The debate is playing out differently across the country.

The federal government says all nursing homes must mandate the shot or risk losing Medicaid and Medicare funding. Experts worry this may drive vaccine-hesitant workers away from the elderly long-term care industries.

Meanwhile, the state of Montana has banned all vaccine mandates. Katy Peterson, a spokesperson for the Montana Hospital Association, says at least one facility has received calls from interested workers because of the ban on mandates.

California recently mandated that all healthcare workers get their shots by the end of September. But, as CalMatters reports, travel nurses are already starting to decline assignments to avoid getting vaccinated.

Tobler of Scotland County Hospital says his wife is currently training to become a volunteer medical assistant to help fill in the gaps until they can find more staff. He’s waiting to see if some of the state’s larger facilities, such as those in St. Louis, will lose staff when their vaccine mandates go into effect later this year.
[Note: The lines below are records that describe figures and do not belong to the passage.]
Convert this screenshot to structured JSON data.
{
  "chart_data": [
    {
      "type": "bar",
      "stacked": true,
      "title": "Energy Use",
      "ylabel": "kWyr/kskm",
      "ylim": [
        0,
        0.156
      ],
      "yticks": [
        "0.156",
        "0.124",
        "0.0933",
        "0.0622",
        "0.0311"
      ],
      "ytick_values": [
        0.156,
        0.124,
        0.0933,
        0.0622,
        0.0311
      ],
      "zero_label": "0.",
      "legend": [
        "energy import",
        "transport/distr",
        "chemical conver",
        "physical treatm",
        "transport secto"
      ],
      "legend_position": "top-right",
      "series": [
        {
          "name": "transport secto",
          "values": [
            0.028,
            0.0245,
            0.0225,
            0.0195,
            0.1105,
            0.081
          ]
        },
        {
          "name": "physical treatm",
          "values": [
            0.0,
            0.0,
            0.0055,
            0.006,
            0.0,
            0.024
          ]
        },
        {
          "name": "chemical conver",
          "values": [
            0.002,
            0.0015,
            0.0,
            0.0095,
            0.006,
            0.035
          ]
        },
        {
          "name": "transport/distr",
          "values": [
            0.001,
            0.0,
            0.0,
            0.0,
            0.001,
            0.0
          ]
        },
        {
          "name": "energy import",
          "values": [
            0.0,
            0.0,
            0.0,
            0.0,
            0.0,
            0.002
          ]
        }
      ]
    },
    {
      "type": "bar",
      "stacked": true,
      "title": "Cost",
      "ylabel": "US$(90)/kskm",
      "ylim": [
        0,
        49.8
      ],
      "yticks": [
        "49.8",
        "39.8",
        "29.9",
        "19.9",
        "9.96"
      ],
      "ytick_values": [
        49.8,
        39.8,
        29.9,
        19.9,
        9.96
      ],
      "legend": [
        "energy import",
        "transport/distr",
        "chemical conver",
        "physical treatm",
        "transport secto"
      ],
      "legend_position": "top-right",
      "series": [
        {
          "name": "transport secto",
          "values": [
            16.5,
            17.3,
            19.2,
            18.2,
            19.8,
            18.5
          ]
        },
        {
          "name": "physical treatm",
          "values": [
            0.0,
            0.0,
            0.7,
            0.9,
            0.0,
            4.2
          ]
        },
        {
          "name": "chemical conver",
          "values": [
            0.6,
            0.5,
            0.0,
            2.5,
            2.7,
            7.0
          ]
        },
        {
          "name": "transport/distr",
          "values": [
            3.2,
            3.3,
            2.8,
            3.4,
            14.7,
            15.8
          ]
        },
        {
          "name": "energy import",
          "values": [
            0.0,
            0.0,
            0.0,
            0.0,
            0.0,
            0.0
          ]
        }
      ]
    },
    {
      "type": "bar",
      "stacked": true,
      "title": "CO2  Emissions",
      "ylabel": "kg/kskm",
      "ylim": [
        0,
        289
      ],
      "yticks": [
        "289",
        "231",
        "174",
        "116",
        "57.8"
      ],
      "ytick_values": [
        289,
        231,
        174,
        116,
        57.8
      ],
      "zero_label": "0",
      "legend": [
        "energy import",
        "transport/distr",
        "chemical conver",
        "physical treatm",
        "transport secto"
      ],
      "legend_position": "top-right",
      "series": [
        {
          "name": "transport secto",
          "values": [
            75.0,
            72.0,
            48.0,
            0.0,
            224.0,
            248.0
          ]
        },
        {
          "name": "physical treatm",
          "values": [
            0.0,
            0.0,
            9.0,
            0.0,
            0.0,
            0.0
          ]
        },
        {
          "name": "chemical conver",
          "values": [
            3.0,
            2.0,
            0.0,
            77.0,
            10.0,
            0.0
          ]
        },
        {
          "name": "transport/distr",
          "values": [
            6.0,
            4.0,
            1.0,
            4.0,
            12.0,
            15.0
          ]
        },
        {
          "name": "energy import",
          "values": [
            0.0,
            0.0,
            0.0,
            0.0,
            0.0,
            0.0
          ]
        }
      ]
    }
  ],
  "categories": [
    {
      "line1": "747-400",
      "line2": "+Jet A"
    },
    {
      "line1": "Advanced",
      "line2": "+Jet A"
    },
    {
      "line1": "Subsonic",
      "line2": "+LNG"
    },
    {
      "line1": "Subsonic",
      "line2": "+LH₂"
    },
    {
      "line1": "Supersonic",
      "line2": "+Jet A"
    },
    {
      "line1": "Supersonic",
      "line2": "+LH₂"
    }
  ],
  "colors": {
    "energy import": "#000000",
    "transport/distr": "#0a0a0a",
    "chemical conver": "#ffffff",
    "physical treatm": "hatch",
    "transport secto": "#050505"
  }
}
Steve Edwards, CEO of CoxHealth headquartered in Springfield, MO, says his company recently upped its minimum wage to $15.25 an hour for support staff, including cafeteria workers, janitors, assistants, and nursing aids. It’s an incentive to retain existing workers before the vaccine mandate goes into effect on Oct. 15th. Edwards says the pay increase will cost $25 million a year, but it’s worth it if it prevents essential staff from calling out sick.

Two of his employees have already died from COVID-19. In July, Edwards says around 500 staff members were out sick primarily due to the virus.

“You may have the finest neurosurgeon, but if you don’t have a registration person, everything stops,” he said. “We’re all interdependent on each other.”